How Is Foie Gras Made? Christmas Treat Linked To Bird Flu Outbreak 2016
A highly contagious case of bird flu found on a duck farm in southwest France has raised alarm ahead of the holiday season, a time when the nation's foie gras-producing region is typically in high demand to produce the controversial delicacy.
France's agriculture ministry announced Friday that the H5N8 bird flu was found on the farm, CBS News reported. The announcement came a week after the first outbreak of the virus was found on a farm in Normandy, prompting farmers to kill 2,000 ducks on a farm in the Tarn region.
France is the European Union’s biggest poultry breeder and has battled bird flu in the past. It had hoped to be declared free of the highly pathogenic avian flu in December. But the recent outbreak means a ban on France exporting ducks on foie gras must remain in place.
France's foie gras region has been hit hard by bird flu in recent months, with a 25 percent decrease in duck and geese output because of the trade restrictions. Ahead of this year's Christmas season, foie gras lovers can expect shortages and high prices, the industry has warned.

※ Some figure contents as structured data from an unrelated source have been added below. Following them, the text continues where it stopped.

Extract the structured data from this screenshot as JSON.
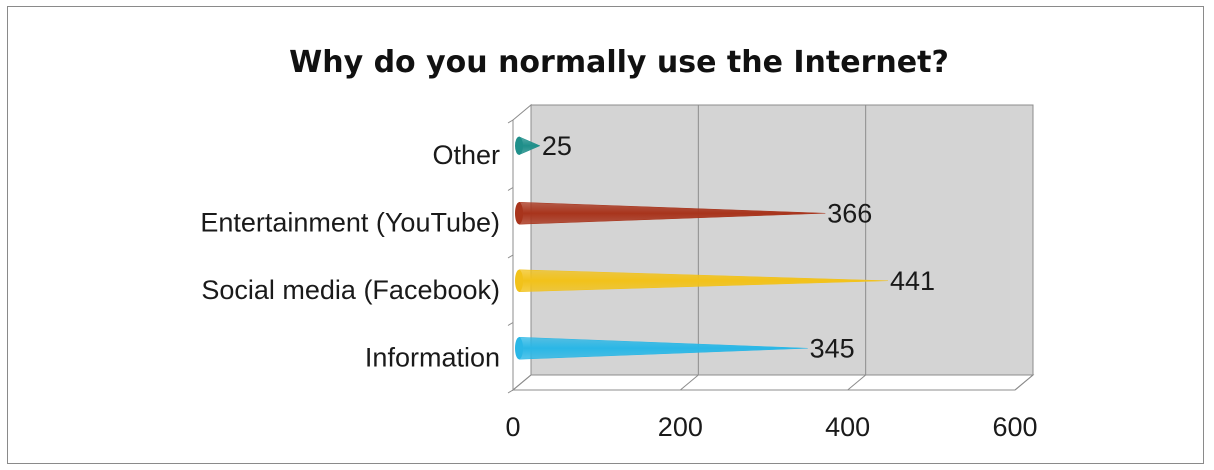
{
  "chart_data": {
    "type": "bar",
    "orientation": "horizontal",
    "style": "3d-cone",
    "title": "Why do you normally use the Internet?",
    "categories": [
      "Information",
      "Social media (Facebook)",
      "Entertainment (YouTube)",
      "Other"
    ],
    "values": [
      345,
      441,
      366,
      25
    ],
    "colors": [
      "#2ab7e6",
      "#f2c21a",
      "#a8341c",
      "#1f8f8a"
    ],
    "xlim": [
      0,
      600
    ],
    "xticks": [
      "0",
      "200",
      "400",
      "600"
    ],
    "grid": true,
    "legend": "none",
    "wall_color": "#d4d4d4"
  }
}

Foie gras is a traditional holiday treat. The rich, creamy duck liver is often spread on bread or crackers. It's generally despised by animal activists because it is often made by force-feeding a bird to intentionally enlarge its liver beyond normal size. The overfeeding contributes to the smooth texture of foie gras.

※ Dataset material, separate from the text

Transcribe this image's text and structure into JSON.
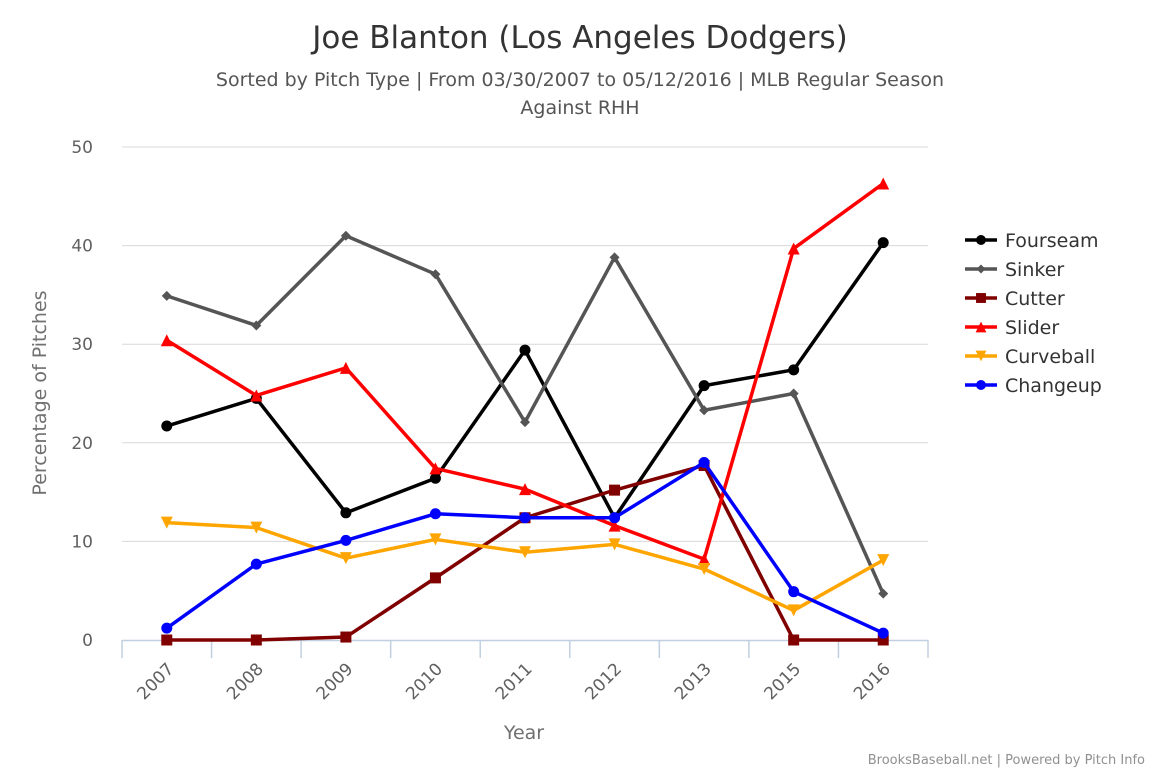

“A goose in its natural environment generates its own reserves of fat,” Spanish farmer Eduardo Sousa told the Guardian last year. “The foie gras industry has learned to take advantage of that, but they’ve gone too far. There are videos on the internet that are horrifying. And, what’s worse, they’re maltreating an animal that is very sensitive. These are animals that have a family, that fall in love, that are intelligent. When you see this animal in a cage with all these machines, you know it is suffering.”